Wilcox mengatakan, anggap itu seperti efek perizinan: Anda merasa senang dengan diri Anda sendiri sehingga merasa memiliki hak. Lantas untuk melindungi pandangan yang meningkat itu, beberapa orang kemudian membalas dengan keras terhadap orang-orang yang tidak sependapat.
Baca juga: Penemuan yang Mengubah Dunia: Media Sosial, Kenapa Bikin Panik saat Diblokir?
2. Aksesibilitas
Selain kontrol diri yang rendah, aksesibilitas media sosial dari mana saja dan kapan saja juga membuat kita rentan mengunggah hal-hal yang tidak bijak hanya karena emosi sesaat, ujar Craig Blewett, dosen senior edukasi dan teknologi di University of KwaZulu-Natal
Dalam artikelnya di The Conversation, 11 Januari 2017, Blewett menulis bahwa pada zaman pre-teknologi, seseorang yang ingin meluapkan kemarahannya harus mencari alamat koran lokalnya, menulis surat dan mengirimkannya. Dalam jeda waktu tersebut, bisa jadi kemarahannya memudar. Hal ini jelas tidak sama dengan media sosial yang bersifat instan.
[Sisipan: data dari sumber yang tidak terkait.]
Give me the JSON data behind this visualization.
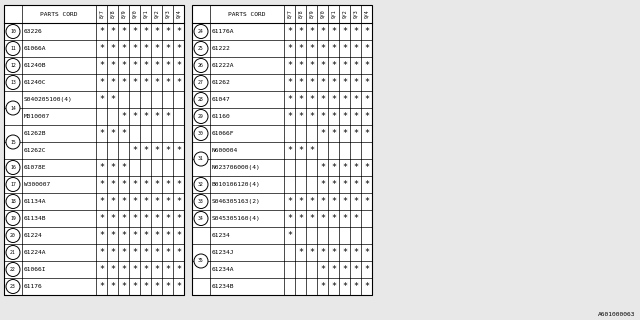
{
  "bg_color": "#e8e8e8",
  "table_bg": "#ffffff",
  "border_color": "#000000",
  "text_color": "#000000",
  "font_size": 4.5,
  "col_headers": [
    "8/7",
    "8/8",
    "8/9",
    "9/0",
    "9/1",
    "9/2",
    "9/3",
    "9/4"
  ],
  "left_table": {
    "rows": [
      {
        "ref": "10",
        "part": "63226",
        "stars": [
          1,
          1,
          1,
          1,
          1,
          1,
          1,
          1
        ],
        "grp_start": true,
        "grp_end": true
      },
      {
        "ref": "11",
        "part": "61066A",
        "stars": [
          1,
          1,
          1,
          1,
          1,
          1,
          1,
          1
        ],
        "grp_start": true,
        "grp_end": true
      },
      {
        "ref": "12",
        "part": "61240B",
        "stars": [
          1,
          1,
          1,
          1,
          1,
          1,
          1,
          1
        ],
        "grp_start": true,
        "grp_end": true
      },
      {
        "ref": "13",
        "part": "61240C",
        "stars": [
          1,
          1,
          1,
          1,
          1,
          1,
          1,
          1
        ],
        "grp_start": true,
        "grp_end": true
      },
      {
        "ref": "14",
        "part": "S040205100(4)",
        "stars": [
          1,
          1,
          0,
          0,
          0,
          0,
          0,
          0
        ],
        "grp_start": true,
        "grp_end": false
      },
      {
        "ref": "",
        "part": "M010007",
        "stars": [
          0,
          0,
          1,
          1,
          1,
          1,
          1,
          0
        ],
        "grp_start": false,
        "grp_end": true
      },
      {
        "ref": "15",
        "part": "61262B",
        "stars": [
          1,
          1,
          1,
          0,
          0,
          0,
          0,
          0
        ],
        "grp_start": true,
        "grp_end": false
      },
      {
        "ref": "",
        "part": "61262C",
        "stars": [
          0,
          0,
          0,
          1,
          1,
          1,
          1,
          1
        ],
        "grp_start": false,
        "grp_end": true
      },
      {
        "ref": "16",
        "part": "61078E",
        "stars": [
          1,
          1,
          1,
          0,
          0,
          0,
          0,
          0
        ],
        "grp_start": true,
        "grp_end": true
      },
      {
        "ref": "17",
        "part": "W300007",
        "stars": [
          1,
          1,
          1,
          1,
          1,
          1,
          1,
          1
        ],
        "grp_start": true,
        "grp_end": true
      },
      {
        "ref": "18",
        "part": "61134A",
        "stars": [
          1,
          1,
          1,
          1,
          1,
          1,
          1,
          1
        ],
        "grp_start": true,
        "grp_end": true
      },
      {
        "ref": "19",
        "part": "61134B",
        "stars": [
          1,
          1,
          1,
          1,
          1,
          1,
          1,
          1
        ],
        "grp_start": true,
        "grp_end": true
      },
      {
        "ref": "20",
        "part": "61224",
        "stars": [
          1,
          1,
          1,
          1,
          1,
          1,
          1,
          1
        ],
        "grp_start": true,
        "grp_end": true
      },
      {
        "ref": "21",
        "part": "61224A",
        "stars": [
          1,
          1,
          1,
          1,
          1,
          1,
          1,
          1
        ],
        "grp_start": true,
        "grp_end": true
      },
      {
        "ref": "22",
        "part": "61066I",
        "stars": [
          1,
          1,
          1,
          1,
          1,
          1,
          1,
          1
        ],
        "grp_start": true,
        "grp_end": true
      },
      {
        "ref": "23",
        "part": "61176",
        "stars": [
          1,
          1,
          1,
          1,
          1,
          1,
          1,
          1
        ],
        "grp_start": true,
        "grp_end": true
      }
    ]
  },
  "right_table": {
    "rows": [
      {
        "ref": "24",
        "part": "61176A",
        "stars": [
          1,
          1,
          1,
          1,
          1,
          1,
          1,
          1
        ],
        "grp_start": true,
        "grp_end": true
      },
      {
        "ref": "25",
        "part": "61222",
        "stars": [
          1,
          1,
          1,
          1,
          1,
          1,
          1,
          1
        ],
        "grp_start": true,
        "grp_end": true
      },
      {
        "ref": "26",
        "part": "61222A",
        "stars": [
          1,
          1,
          1,
          1,
          1,
          1,
          1,
          1
        ],
        "grp_start": true,
        "grp_end": true
      },
      {
        "ref": "27",
        "part": "61262",
        "stars": [
          1,
          1,
          1,
          1,
          1,
          1,
          1,
          1
        ],
        "grp_start": true,
        "grp_end": true
      },
      {
        "ref": "28",
        "part": "61047",
        "stars": [
          1,
          1,
          1,
          1,
          1,
          1,
          1,
          1
        ],
        "grp_start": true,
        "grp_end": true
      },
      {
        "ref": "29",
        "part": "61160",
        "stars": [
          1,
          1,
          1,
          1,
          1,
          1,
          1,
          1
        ],
        "grp_start": true,
        "grp_end": true
      },
      {
        "ref": "30",
        "part": "61066F",
        "stars": [
          0,
          0,
          0,
          1,
          1,
          1,
          1,
          1
        ],
        "grp_start": true,
        "grp_end": true
      },
      {
        "ref": "31",
        "part": "N600004",
        "stars": [
          1,
          1,
          1,
          0,
          0,
          0,
          0,
          0
        ],
        "grp_start": true,
        "grp_end": false
      },
      {
        "ref": "",
        "part": "N023706000(4)",
        "stars": [
          0,
          0,
          0,
          1,
          1,
          1,
          1,
          1
        ],
        "grp_start": false,
        "grp_end": true
      },
      {
        "ref": "32",
        "part": "B010106120(4)",
        "stars": [
          0,
          0,
          0,
          1,
          1,
          1,
          1,
          1
        ],
        "grp_start": true,
        "grp_end": true
      },
      {
        "ref": "33",
        "part": "S046305163(2)",
        "stars": [
          1,
          1,
          1,
          1,
          1,
          1,
          1,
          1
        ],
        "grp_start": true,
        "grp_end": true
      },
      {
        "ref": "34",
        "part": "S045305160(4)",
        "stars": [
          1,
          1,
          1,
          1,
          1,
          1,
          1,
          0
        ],
        "grp_start": true,
        "grp_end": true
      },
      {
        "ref": "35",
        "part": "61234",
        "stars": [
          1,
          0,
          0,
          0,
          0,
          0,
          0,
          0
        ],
        "grp_start": true,
        "grp_end": false
      },
      {
        "ref": "",
        "part": "61234J",
        "stars": [
          0,
          1,
          1,
          1,
          1,
          1,
          1,
          1
        ],
        "grp_start": false,
        "grp_end": false
      },
      {
        "ref": "",
        "part": "61234A",
        "stars": [
          0,
          0,
          0,
          1,
          1,
          1,
          1,
          1
        ],
        "grp_start": false,
        "grp_end": false
      },
      {
        "ref": "",
        "part": "61234B",
        "stars": [
          0,
          0,
          0,
          1,
          1,
          1,
          1,
          1
        ],
        "grp_start": false,
        "grp_end": true
      }
    ]
  },
  "footer": "A601000063"
}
“Teknologi baru dengan aksesnya di mana-mana telah mengubah kita, sebagian besar tanpa kita sadari, dari konsumen konten pasif menjadi produser konten aktif. Banyak orang secara siap berasimilasi dengan manfaat akses permanen ke sebuah platform publikasi, tetapi tidak cukup cepat untuk menyadari tanggung jawab yang menyertai peran sebagai penerbit konten,” tulisnya.
Baca juga: Studi: Perilaku Pecandu Media Sosial Mirip Kecanduan Narkoba
3. Tidak ada reaksi dari orang lain
Blewett juga berkata bahwa di dunia nyata, keberadaan fisik orang lain sering kali menjadi pembatas akan apa yang ingin kita katakan. Nah, ketika hanya berhadapan dengan gadget, muncul ruang spasial antara pengunggah dan audiens yang membuat seseorang menjadi lebih berani untuk berekspresi.
Sependapat dengan Blewett, Sherry Turkle yang merupakan psikolog dan profesor ilmu sains dan teknologi dari Massachusetts Institute of Technology menjelaskan kepada Wall Street Journal bahwa kesulitan untuk melihat reaksi dari audiens membuat kita menjadi lebih tidak terkontrol di internet.